Tous les mercredis soir, depuis trois mois, Marie-Noëlle, Gilles et Véronique retournent à l’école, dans les locaux du lycée Jean- Moulin à Saint-Amand-Montrond (Cher).
Salariés de la fonderie Formes et Surfaces, ils suivent en dehors de leur temps de travail une formation « informatique et culture générale » dispensée par le groupement d’établissements pour la formation continue (Greta). Avec une douzaine de leurs collègues, ils sont volontaires pour s’initier deux heures par semaine au maniement de logiciels comme Word ou Excel, et en profitent pour réviser le calcul des pourcentages, les conjugaisons ou les règles grammaticales de base.
« Mon regret, c’est d’avoir quitté l’école trop tôt, dit Marie-Noëlle, 39 ans, employée au contrôle et à l’assemblage. Quand on m’a proposé de suivre ces cours, je n’ai pas hésité une seconde. » Pour la plupart, c’est la première fois de leur vie de salarié qu’ils accèdent à une formation. L’initiative, rare dans une PME au profit d’ouvriers non qualifiés, en revient au directeur de Formes et Surfaces, Stéphane Fremiot, qui a repris l’entreprise, en dépôt de bilan, il y a un an et demi.
Son objectif n’a rien de philanthropique. Il veut faire évoluer ses salariés vers de nouveaux matériels, mais dispose d’une main-d’oeuvre aux savoirs de base lacunaires. « Comment voulez-vous mettre en oeuvre une procédure de certification, qui exige un gros travail de rédaction, lorsque les gens ne peuvent pas aligner trois mots sans faire de faute ? Ils préfèrent ne pas jouer le jeu pour ne pas montrer leurs carences », explique-t-il. Il a vite compris qu’il lui fallait contourner le problème. « Plutôt que de dire « vous avez des difficultés », on a préféré que celles-ci se révèlent par le biais d’une formation informatique, en proposant en complément deux modules, en français et mathématiques. Pour eux, c’est plus valorisant. »

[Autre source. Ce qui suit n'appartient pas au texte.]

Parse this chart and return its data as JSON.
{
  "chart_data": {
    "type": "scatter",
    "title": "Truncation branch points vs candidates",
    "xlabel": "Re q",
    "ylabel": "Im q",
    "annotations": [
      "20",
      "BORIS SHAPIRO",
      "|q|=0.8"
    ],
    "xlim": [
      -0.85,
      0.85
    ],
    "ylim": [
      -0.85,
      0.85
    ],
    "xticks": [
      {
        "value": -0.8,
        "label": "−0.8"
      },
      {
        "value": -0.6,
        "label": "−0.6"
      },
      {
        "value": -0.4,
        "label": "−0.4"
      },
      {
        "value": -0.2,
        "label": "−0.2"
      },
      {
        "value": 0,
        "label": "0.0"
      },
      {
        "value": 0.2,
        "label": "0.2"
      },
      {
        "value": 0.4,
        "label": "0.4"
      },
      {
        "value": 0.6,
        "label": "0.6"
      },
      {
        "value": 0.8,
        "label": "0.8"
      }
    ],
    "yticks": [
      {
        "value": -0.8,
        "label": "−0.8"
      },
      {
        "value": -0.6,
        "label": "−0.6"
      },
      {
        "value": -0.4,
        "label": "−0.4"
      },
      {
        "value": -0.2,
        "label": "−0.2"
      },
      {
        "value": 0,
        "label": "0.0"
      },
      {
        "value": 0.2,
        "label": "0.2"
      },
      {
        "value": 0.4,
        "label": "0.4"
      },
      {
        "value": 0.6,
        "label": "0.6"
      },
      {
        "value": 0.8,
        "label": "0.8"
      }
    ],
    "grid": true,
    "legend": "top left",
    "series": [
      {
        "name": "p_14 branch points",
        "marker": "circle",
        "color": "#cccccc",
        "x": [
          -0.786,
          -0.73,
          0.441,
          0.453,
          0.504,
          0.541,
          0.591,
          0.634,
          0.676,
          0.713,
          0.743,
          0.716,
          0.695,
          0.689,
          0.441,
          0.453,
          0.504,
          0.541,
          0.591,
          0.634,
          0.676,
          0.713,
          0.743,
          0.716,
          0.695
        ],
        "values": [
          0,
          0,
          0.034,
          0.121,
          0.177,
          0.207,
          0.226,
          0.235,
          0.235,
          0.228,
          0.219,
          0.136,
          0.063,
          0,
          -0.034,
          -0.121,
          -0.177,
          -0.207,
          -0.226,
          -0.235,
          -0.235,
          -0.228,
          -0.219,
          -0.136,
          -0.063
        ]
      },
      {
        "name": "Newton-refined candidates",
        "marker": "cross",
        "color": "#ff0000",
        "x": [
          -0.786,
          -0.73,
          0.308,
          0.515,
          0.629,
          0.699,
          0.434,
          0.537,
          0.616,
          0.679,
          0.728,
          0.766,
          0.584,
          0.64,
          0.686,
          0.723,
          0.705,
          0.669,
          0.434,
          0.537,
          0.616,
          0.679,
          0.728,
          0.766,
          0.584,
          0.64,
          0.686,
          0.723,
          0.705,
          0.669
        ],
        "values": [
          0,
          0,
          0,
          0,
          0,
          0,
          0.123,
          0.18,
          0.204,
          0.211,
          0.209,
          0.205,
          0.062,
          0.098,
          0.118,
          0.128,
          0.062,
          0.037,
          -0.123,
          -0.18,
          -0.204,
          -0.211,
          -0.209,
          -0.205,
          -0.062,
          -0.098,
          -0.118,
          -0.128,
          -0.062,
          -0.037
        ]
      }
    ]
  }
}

Stéphane Fremiot ne veut pas parler d’illettrisme, mais de « culture générale ». C’est tout de même cette réalité qui transparaît dans les discussions au sein du groupement d’employeurs dont il fait partie. « Des patrons nous disent : « J’ai un ouvrier de valeur, je voudrais le passer chef d’équipe, mais c’est impossible car il est incapable de rédiger » », observe Jean-Pierre Amiot, responsable de ce groupement. Pourtant, le phénomène reste encore tabou chez de nombreux chefs d’entreprise, qui ne voient pas pourquoi ils se substitueraient à l’éducation nationale. Il est aussi difficile à cerner du côté des salariés, qui utilisent des stratégies d’évitement. « Sur un chantier classique, ils vont par exemple savoir à l’oeil combien il faut de rouleaux de papier peint pour une pièce, sans avoir à en calculer le périmètre », relève Didier Ami, directeur adjoint à la direction départementale du travail du Cher.
Pour éviter que ces salariés, malgré leur savoir-faire, restent les exclus de la formation, les pouvoirs publics ont décidé de reprendre l’initiative de Formes et Surfaces. La direction du travail et de l’emploi et l’Agefos-PME, organisme de collecte de fonds pour la formation, vont sensibiliser les employeurs du Saint-Amandois et tenter d’identifier les salariés susceptibles de suivre une remise à niveau par le biais d’une formation informatique. Entre le Fonds social européen, l’Etat, le conseil régional ou les organismes de formation, ce ne sont pas les crédits qui manquent. Mais, comme le souligne Didier Ami, l’impulsion ne peut venir que des entreprises. Dans ce bassin d’emploi peu attirant, où les jeunes sont rares, il en va peut-être de la survie de l’industrie locale.